In the last 10 seasons, the Penn men’s squash team has been excluded from the ‘A’ tournament thrice.

This season will mark the fourth time.

Friday afternoon, the Quakers defeated Columbia, 7-2, at Ringe Courts. But two days later, they were swept by Cornell in Ithaca, N.Y., to complete their regular season.

‘Storied program takes on up-and-coming club’ isn’t how one would normally describe a Penn-Columbia matchup ­— after all, both schools are members of the Ancient Eight. However, when it comes to men’s squash, that phrase accurately summarizes the Quakers’ encounter with the Lions.

The Red and Blue (5-7, 2-5 Ivy) boast the fourth-oldest Ivy League squash team, a program dating back to the early 1930s. This year marked the first for the Lions (5-10, 1-6) at the varsity level. Though the Light Blue do not have the most impressive record on paper, as a rookie club, they still are ranked No. 15 in the nation.

“[Columbia is] a team that’s on the rise, so for us to win against them is great,” coach Jack Wyant said.

The final match of the day was also the highlight of Friday’s meeting, as No. 3 Penn sophomore Daniel Judd notched a comeback victory in five sets.

“At that point, I really had nothing left to lose,” Judd said about returning to the court down, 2-1. “I started thinking more what I was going to do with each shot, and it made a big difference because I stopped having to run as much.”

Sunday’s 9-0 defeat to No. 6 Cornell (12-5, 4-3) was not a surprise — a Penn victory would have been a major upset — but nonetheless leaves a bitter aftertaste to the final weekend of the regular season.

The loss will weigh heaviest on Penn’s two seniors, co-captains No. 1 Thomas Mattsson and No. 4 Trevor McGuinness, who took the court during the regular season for the final time in their careers.

Though the loss may sting for the seniors, their teammates’ and coach’s warm words may help ameliorate the pain.

“Trevor and Thomas have done a great job leading the team this year,” Wyant said. “[They] have really helped lay a foundation for success.”

Judd added to the praise.

“It’ll be tough when we lose our two seniors.
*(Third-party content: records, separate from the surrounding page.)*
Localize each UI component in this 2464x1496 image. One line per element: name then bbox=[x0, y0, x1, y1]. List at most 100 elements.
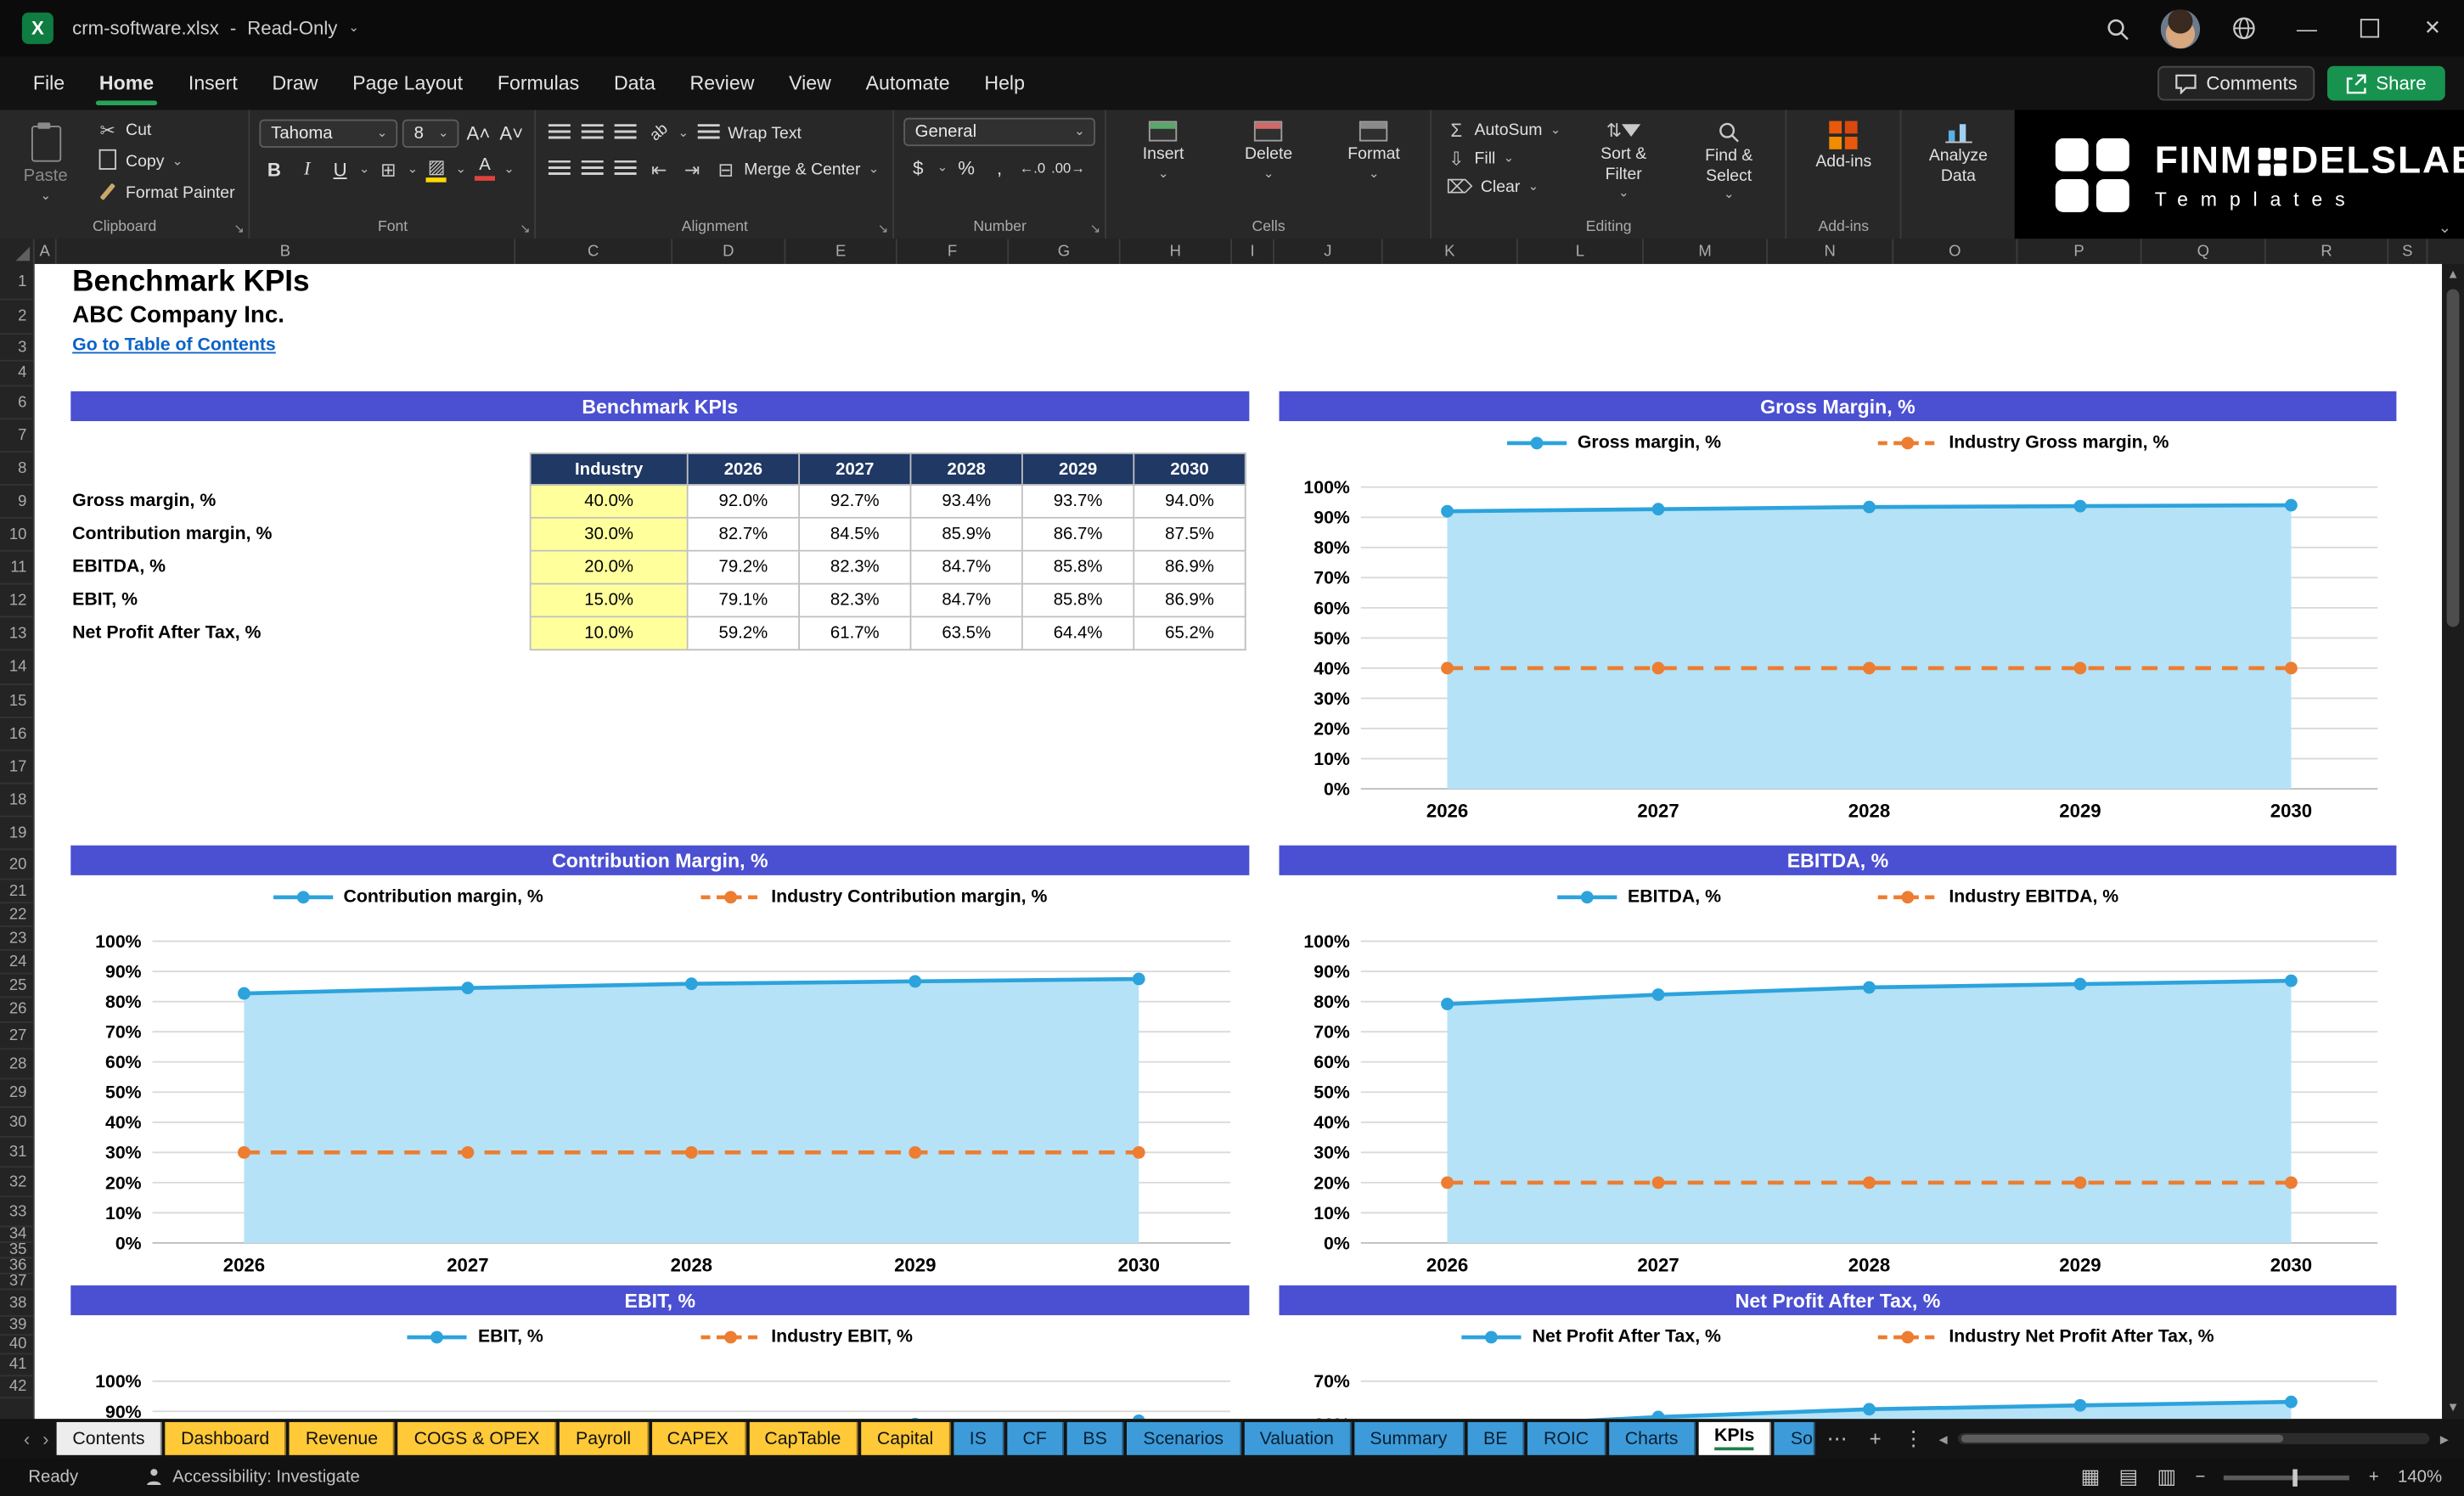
kpi-value-cell[interactable]: 86.7% bbox=[1022, 518, 1135, 552]
sheet-tab-is[interactable]: IS bbox=[954, 1421, 1004, 1455]
kpi-value-cell[interactable]: 61.7% bbox=[800, 617, 912, 651]
accounting-format-button[interactable]: $ bbox=[904, 153, 932, 183]
menu-draw[interactable]: Draw bbox=[255, 57, 335, 110]
column-header-o[interactable]: O bbox=[1893, 239, 2018, 264]
font-dialog-launcher-icon[interactable]: ↘ bbox=[520, 222, 530, 236]
menu-insert[interactable]: Insert bbox=[172, 57, 256, 110]
align-right-button[interactable] bbox=[612, 154, 640, 183]
chart-contribution-margin[interactable]: Contribution margin, % Industry Contribut… bbox=[70, 879, 1249, 1284]
scroll-down-icon[interactable]: ▼ bbox=[2447, 1397, 2460, 1419]
chevron-down-icon[interactable]: ⌄ bbox=[348, 21, 358, 35]
sheet-tab-valuation[interactable]: Valuation bbox=[1244, 1421, 1352, 1455]
row-header-25[interactable]: 25 bbox=[0, 974, 33, 998]
row-header-24[interactable]: 24 bbox=[0, 951, 33, 975]
sheet-tab-payroll[interactable]: Payroll bbox=[560, 1421, 649, 1455]
accessibility-status[interactable]: Accessibility: Investigate bbox=[144, 1468, 360, 1487]
row-header-12[interactable]: 12 bbox=[0, 584, 33, 618]
column-header-h[interactable]: H bbox=[1121, 239, 1232, 264]
kpi-value-cell[interactable]: 82.3% bbox=[800, 551, 912, 585]
column-header-p[interactable]: P bbox=[2017, 239, 2142, 264]
kpi-value-cell[interactable]: 84.7% bbox=[911, 551, 1023, 585]
row-header-8[interactable]: 8 bbox=[0, 453, 33, 486]
increase-decimal-button[interactable]: ←.0 bbox=[1018, 153, 1046, 183]
collapse-ribbon-icon[interactable]: ⌄ bbox=[2439, 220, 2452, 237]
column-header-q[interactable]: Q bbox=[2142, 239, 2266, 264]
kpi-value-cell[interactable]: 79.2% bbox=[688, 551, 801, 585]
analyze-data-button[interactable]: Analyze Data bbox=[1911, 118, 2006, 189]
kpi-row-label[interactable]: EBITDA, % bbox=[72, 550, 272, 583]
column-header-b[interactable]: B bbox=[57, 239, 516, 264]
kpi-value-cell[interactable]: 64.4% bbox=[1022, 617, 1135, 651]
sheet-tab-so[interactable]: So bbox=[1775, 1421, 1814, 1455]
row-header-41[interactable]: 41 bbox=[0, 1354, 33, 1377]
insert-cells-button[interactable]: Insert ⌄ bbox=[1117, 118, 1211, 183]
comma-style-button[interactable]: , bbox=[985, 153, 1013, 183]
column-header-j[interactable]: J bbox=[1274, 239, 1383, 264]
row-header-37[interactable]: 37 bbox=[0, 1273, 33, 1291]
avatar[interactable] bbox=[2160, 8, 2201, 48]
kpi-value-cell[interactable]: 86.9% bbox=[1134, 584, 1246, 618]
align-center-button[interactable] bbox=[579, 154, 607, 183]
kpi-industry-cell[interactable]: 40.0% bbox=[531, 485, 689, 519]
row-header-13[interactable]: 13 bbox=[0, 617, 33, 651]
percent-style-button[interactable]: % bbox=[953, 153, 981, 183]
borders-button[interactable]: ⊞ bbox=[374, 154, 402, 183]
zoom-out-icon[interactable]: − bbox=[2195, 1468, 2205, 1487]
sheet-tab-be[interactable]: BE bbox=[1467, 1421, 1525, 1455]
sheet-tab-scenarios[interactable]: Scenarios bbox=[1127, 1421, 1241, 1455]
sheet-tab-cf[interactable]: CF bbox=[1006, 1421, 1065, 1455]
sheet-tab-kpis[interactable]: KPIs bbox=[1698, 1421, 1772, 1455]
column-header-c[interactable]: C bbox=[515, 239, 673, 264]
number-dialog-launcher-icon[interactable]: ↘ bbox=[1090, 222, 1100, 236]
sheet-tab-bs[interactable]: BS bbox=[1066, 1421, 1125, 1455]
row-header-10[interactable]: 10 bbox=[0, 519, 33, 552]
next-sheet-icon[interactable]: › bbox=[38, 1427, 54, 1449]
row-header-26[interactable]: 26 bbox=[0, 998, 33, 1023]
find-select-button[interactable]: Find & Select ⌄ bbox=[1682, 118, 1776, 205]
grow-font-button[interactable]: A˄ bbox=[464, 118, 492, 148]
kpi-col-header-2027[interactable]: 2027 bbox=[800, 453, 912, 486]
row-header-38[interactable]: 38 bbox=[0, 1290, 33, 1317]
zoom-level[interactable]: 140% bbox=[2398, 1468, 2442, 1487]
row-header-4[interactable]: 4 bbox=[0, 362, 33, 387]
column-header-s[interactable]: S bbox=[2388, 239, 2428, 264]
italic-button[interactable]: I bbox=[293, 154, 321, 183]
row-header-27[interactable]: 27 bbox=[0, 1023, 33, 1050]
zoom-in-icon[interactable]: + bbox=[2369, 1468, 2379, 1487]
shrink-font-button[interactable]: A˅ bbox=[498, 118, 526, 148]
paste-button[interactable]: Paste ⌄ bbox=[9, 118, 82, 209]
orientation-button[interactable]: ab bbox=[645, 118, 673, 148]
kpi-row-label[interactable]: Contribution margin, % bbox=[72, 517, 272, 550]
column-header-e[interactable]: E bbox=[785, 239, 897, 264]
column-header-a[interactable]: A bbox=[35, 239, 57, 264]
kpi-value-cell[interactable]: 65.2% bbox=[1134, 617, 1246, 651]
search-icon[interactable] bbox=[2085, 0, 2148, 57]
clipboard-dialog-launcher-icon[interactable]: ↘ bbox=[233, 222, 244, 236]
menu-home[interactable]: Home bbox=[82, 57, 172, 110]
maximize-button[interactable] bbox=[2338, 0, 2401, 57]
row-header-20[interactable]: 20 bbox=[0, 850, 33, 880]
increase-indent-button[interactable]: ⇥ bbox=[678, 154, 706, 183]
kpi-industry-cell[interactable]: 30.0% bbox=[531, 518, 689, 552]
row-header-21[interactable]: 21 bbox=[0, 880, 33, 904]
chart-ebitda[interactable]: EBITDA, % Industry EBITDA, % 100% 90% 80% 70%… bbox=[1280, 879, 2397, 1284]
alignment-dialog-launcher-icon[interactable]: ↘ bbox=[878, 222, 888, 236]
menu-automate[interactable]: Automate bbox=[848, 57, 967, 110]
row-header-18[interactable]: 18 bbox=[0, 785, 33, 818]
underline-button[interactable]: U bbox=[326, 154, 354, 183]
row-header-11[interactable]: 11 bbox=[0, 552, 33, 585]
zoom-slider[interactable] bbox=[2224, 1468, 2350, 1486]
menu-review[interactable]: Review bbox=[672, 57, 772, 110]
sheet-tab-revenue[interactable]: Revenue bbox=[290, 1421, 396, 1455]
wrap-text-button[interactable]: Wrap Text bbox=[693, 121, 806, 146]
sheet-tab-cogs-opex[interactable]: COGS & OPEX bbox=[398, 1421, 557, 1455]
column-header-i[interactable]: I bbox=[1232, 239, 1274, 264]
sheet-tab-charts[interactable]: Charts bbox=[1609, 1421, 1696, 1455]
kpi-value-cell[interactable]: 93.7% bbox=[1022, 485, 1135, 519]
copy-button[interactable]: Copy ⌄ bbox=[93, 146, 239, 176]
normal-view-icon[interactable]: ▦ bbox=[2081, 1465, 2101, 1490]
sheet-canvas[interactable]: Benchmark KPIs ABC Company Inc. Go to Ta… bbox=[34, 263, 2443, 1420]
kpi-row-label[interactable]: EBIT, % bbox=[72, 583, 272, 616]
row-header-22[interactable]: 22 bbox=[0, 903, 33, 927]
align-top-button[interactable] bbox=[546, 118, 574, 148]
They’ve been incredible, incredible role models,” he said. “They really set the bar in terms of always trying to get better.”

Judd added his captains’ leadership would help them at nationals in a week and a half, and in future seasons as well.

Penn is currently ranked No. 9 nationally, a ranking which, if maintained, would give the Quakers the first seed in the B-division tournament. If they win at nationals, they would improve upon last year’s second-place finish.